В Цюрих он не мог ехать один, Нора должна была оставаться с Лючией, но их забрали с собой Гьедоны; 22 мая 1933 года все отправились в Цюрих. Джойсу удалось показаться Фогту дважды, и тот нашел, что левому глазу чуть лучше, правому чуть хуже — катаракта почти кальцинировалась, реакция на свет минимальная, сетчатка частично атрофировалась… Слепота или операция предположительно в сентябре — выбор был крайне шаткий, в чем откровенно признался Фогт. Луи Гилле вспоминает, что на осторожный вопрос о возможной потере зрения Джойс бесстрастно ответил:

— Глаза дают очень мало.
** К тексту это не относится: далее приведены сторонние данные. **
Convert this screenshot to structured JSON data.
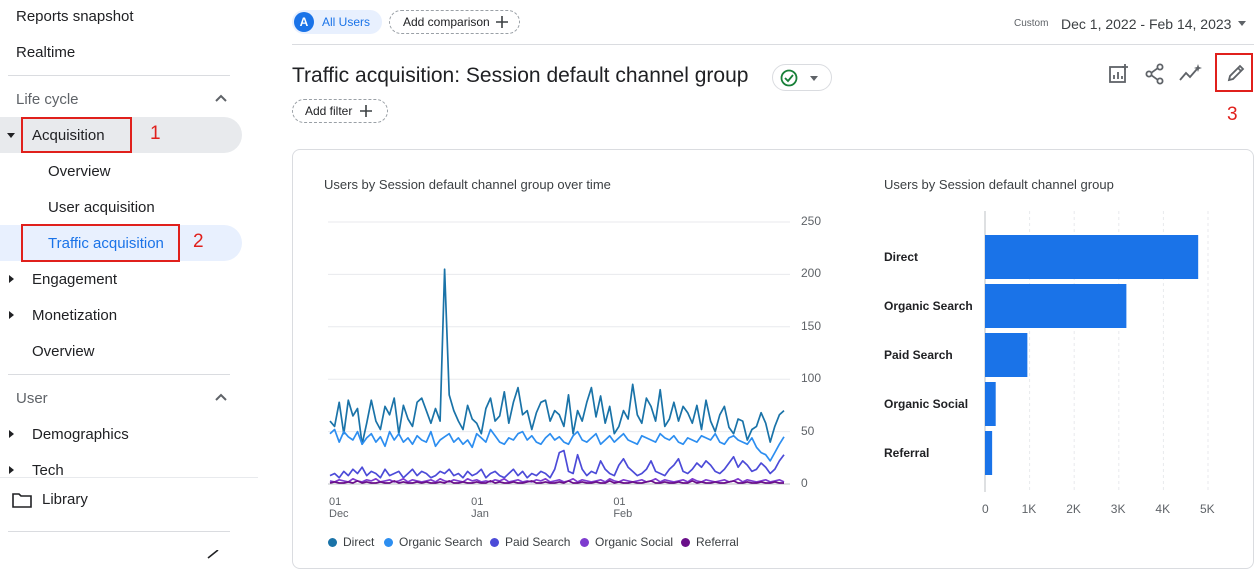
{
  "sidebar": {
    "top_items": [
      "Reports snapshot",
      "Realtime"
    ],
    "lifecycle": {
      "header": "Life cycle",
      "acquisition": "Acquisition",
      "acquisition_children": [
        "Overview",
        "User acquisition",
        "Traffic acquisition"
      ],
      "engagement": "Engagement",
      "monetization": "Monetization",
      "overview": "Overview"
    },
    "user": {
      "header": "User",
      "demographics": "Demographics",
      "tech": "Tech"
    },
    "library": "Library"
  },
  "annotations": [
    "1",
    "2",
    "3"
  ],
  "header": {
    "segment_avatar": "A",
    "segment": "All Users",
    "add_comparison": "Add comparison",
    "date_label": "Custom",
    "date_range": "Dec 1, 2022 - Feb 14, 2023"
  },
  "page": {
    "title": "Traffic acquisition: Session default channel group",
    "add_filter": "Add filter"
  },
  "colors": {
    "direct": "#1a73a8",
    "organic_search": "#2d8ef0",
    "paid_search": "#4c4bd8",
    "organic_social": "#7e3ccf",
    "referral": "#6a0f8a",
    "bar": "#1a73e8",
    "accent": "#1a73e8"
  },
  "chart_data": [
    {
      "type": "line",
      "title": "Users by Session default channel group over time",
      "x_ticks": [
        {
          "day": "01",
          "month": "Dec"
        },
        {
          "day": "01",
          "month": "Jan"
        },
        {
          "day": "01",
          "month": "Feb"
        }
      ],
      "ylim": [
        0,
        250
      ],
      "y_ticks": [
        0,
        50,
        100,
        150,
        200,
        250
      ],
      "series": [
        {
          "name": "Direct",
          "values": [
            60,
            55,
            78,
            48,
            80,
            65,
            72,
            38,
            58,
            80,
            60,
            52,
            74,
            66,
            82,
            48,
            75,
            62,
            55,
            78,
            82,
            70,
            58,
            72,
            60,
            205,
            85,
            70,
            60,
            52,
            75,
            62,
            58,
            48,
            72,
            82,
            60,
            65,
            88,
            58,
            78,
            92,
            66,
            70,
            52,
            68,
            78,
            80,
            60,
            70,
            66,
            55,
            85,
            48,
            70,
            60,
            78,
            92,
            64,
            84,
            58,
            74,
            48,
            55,
            70,
            62,
            95,
            66,
            58,
            82,
            74,
            60,
            90,
            55,
            62,
            78,
            60,
            74,
            68,
            58,
            75,
            52,
            80,
            60,
            50,
            66,
            74,
            54,
            48,
            62,
            60,
            42,
            52,
            55,
            68,
            58,
            40,
            55,
            66,
            70
          ]
        },
        {
          "name": "Organic Search",
          "values": [
            48,
            52,
            40,
            50,
            45,
            42,
            50,
            38,
            44,
            48,
            40,
            45,
            36,
            50,
            42,
            48,
            40,
            44,
            38,
            46,
            42,
            40,
            50,
            36,
            42,
            45,
            48,
            40,
            44,
            38,
            42,
            35,
            48,
            44,
            40,
            52,
            46,
            40,
            38,
            44,
            42,
            48,
            50,
            42,
            46,
            40,
            38,
            44,
            48,
            42,
            45,
            40,
            38,
            46,
            50,
            42,
            40,
            44,
            48,
            38,
            42,
            46,
            40,
            44,
            48,
            42,
            40,
            38,
            46,
            44,
            42,
            40,
            48,
            44,
            42,
            46,
            40,
            38,
            44,
            42,
            40,
            46,
            44,
            42,
            48,
            40,
            38,
            44,
            46,
            42,
            40,
            38,
            44,
            35,
            30,
            28,
            22,
            30,
            38,
            45
          ]
        },
        {
          "name": "Paid Search",
          "values": [
            8,
            10,
            6,
            12,
            8,
            14,
            10,
            16,
            8,
            12,
            10,
            6,
            14,
            8,
            10,
            12,
            6,
            10,
            14,
            8,
            12,
            10,
            6,
            8,
            12,
            10,
            14,
            8,
            10,
            6,
            12,
            8,
            10,
            14,
            6,
            10,
            12,
            8,
            6,
            10,
            14,
            8,
            12,
            6,
            10,
            8,
            12,
            10,
            6,
            14,
            30,
            32,
            12,
            10,
            28,
            14,
            8,
            12,
            10,
            22,
            14,
            10,
            8,
            18,
            24,
            16,
            12,
            8,
            10,
            14,
            22,
            12,
            10,
            8,
            14,
            18,
            24,
            12,
            10,
            14,
            20,
            16,
            22,
            18,
            12,
            10,
            14,
            20,
            26,
            16,
            22,
            18,
            12,
            14,
            20,
            16,
            10,
            14,
            22,
            28
          ]
        },
        {
          "name": "Organic Social",
          "values": [
            3,
            2,
            4,
            3,
            2,
            5,
            3,
            2,
            4,
            3,
            5,
            2,
            3,
            4,
            2,
            3,
            5,
            2,
            4,
            3,
            2,
            3,
            4,
            2,
            5,
            3,
            2,
            4,
            3,
            2,
            5,
            3,
            4,
            2,
            3,
            2,
            4,
            3,
            5,
            2,
            3,
            4,
            2,
            3,
            2,
            4,
            3,
            5,
            2,
            3,
            4,
            2,
            3,
            5,
            2,
            4,
            3,
            2,
            3,
            4,
            2,
            5,
            3,
            2,
            4,
            3,
            2,
            3,
            4,
            2,
            3,
            5,
            2,
            4,
            3,
            2,
            3,
            4,
            2,
            5,
            3,
            2,
            4,
            3,
            2,
            3,
            4,
            2,
            3,
            5,
            2,
            4,
            3,
            2,
            3,
            4,
            2,
            3,
            4,
            2
          ]
        },
        {
          "name": "Referral",
          "values": [
            1,
            2,
            1,
            1,
            2,
            1,
            3,
            1,
            2,
            1,
            1,
            2,
            1,
            1,
            3,
            1,
            2,
            1,
            1,
            2,
            1,
            2,
            1,
            1,
            2,
            1,
            3,
            1,
            1,
            2,
            1,
            1,
            2,
            1,
            1,
            3,
            1,
            2,
            1,
            1,
            2,
            1,
            1,
            2,
            3,
            1,
            1,
            2,
            1,
            1,
            2,
            1,
            3,
            1,
            1,
            2,
            1,
            1,
            2,
            1,
            1,
            3,
            1,
            2,
            1,
            1,
            2,
            1,
            1,
            2,
            3,
            1,
            1,
            2,
            1,
            1,
            2,
            1,
            1,
            3,
            1,
            2,
            1,
            1,
            2,
            1,
            1,
            2,
            3,
            1,
            1,
            2,
            1,
            1,
            2,
            1,
            1,
            2,
            1,
            1
          ]
        }
      ]
    },
    {
      "type": "bar",
      "title": "Users by Session default channel group",
      "categories": [
        "Direct",
        "Organic Search",
        "Paid Search",
        "Organic Social",
        "Referral"
      ],
      "values": [
        4780,
        3170,
        950,
        240,
        160
      ],
      "xlim": [
        0,
        5000
      ],
      "x_ticks": [
        "0",
        "1K",
        "2K",
        "3K",
        "4K",
        "5K"
      ]
    }
  ]
}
Я создаю сотни миров, а теряю лишь один из них.

Десятая глава, которую он доделывал, возводила детский урок в историю мира, движение познания. В новом тексте она была самой трудной: сплетаются традиционные средневековые тривиум (грамматика, риторика, логика) и квадривиум (арифметика, музыка, геометрия, астрономия), то есть гуманитарное и естественное знание, и наряду с ними каббала, сплетающая в себе все эти начала и добавляющая к ним глубокую эзотерику. Она начиналась как аллегория-обзор Творения, описание нисхождения Духа в пространстве-времени, возникновение творящей Воли, зачинающей Вселенную, и из первооблика она становится возможностью, приобретает формы и наконец воплощается полностью. Человек воссоздается в своих первых диких вожделениях и запретах, и происходит это внизу в пабе Ирвикера. А на его высоких уровнях, в детской, складывается крохотная, но поразительно четкая модель Человеческой Комедии — с ней разбираются дети и наставник.

Июль Джойсам удалось провести вместе в Эвиан-ле-Бен, затем они уехали на месяц в Цюрих. Дикая сцена, устроенная Лючией на вокзале, все равно не убедила Джойса, что следует наконец довериться специалистам. Неохотно он дал согласие, и ее показали местному светилу доктору Гансу Майеру, главе кафедры психиатрии Цюрихского университета и главному врачу крупнейшей лечебницы города. Он нашел у нее только невротические отклонения. По его совету Лючию направили в Нион, в санаторий «Ле Риве де Пранжин», возглавляемый еще одной знаменитостью — Оскаром Форелем, сыном прославленного психиатра Августа Фореля. Агрессивность ее к тому времени сменилась вялостью, проникнутой страхом, что родители начнут ссориться и бросят ее, и она старалась в их присутствии быть веселой и разговорчивой. Неделю спустя она впала в такую панику, что Джойс забрал ее, несмотря на уговоры Фореля-младшего, убежденного, что сможет справиться с ее состоянием психотерапией, гипнозом и тем, что сейчас называют арт-терапией. Труднее всех приходилось Норе — большая часть забот о дочери падала на нее, а враждебнее всех Лючия относилась именно к матери. Джойса умиляли стойкость и терпение жены, ее спокойное остроумие, но какой ценой она сохраняет его, он не слишком интересовался. Да и она не спорила с тем, как он распоряжается психическим здоровьем, вернее, нездоровьем дочери.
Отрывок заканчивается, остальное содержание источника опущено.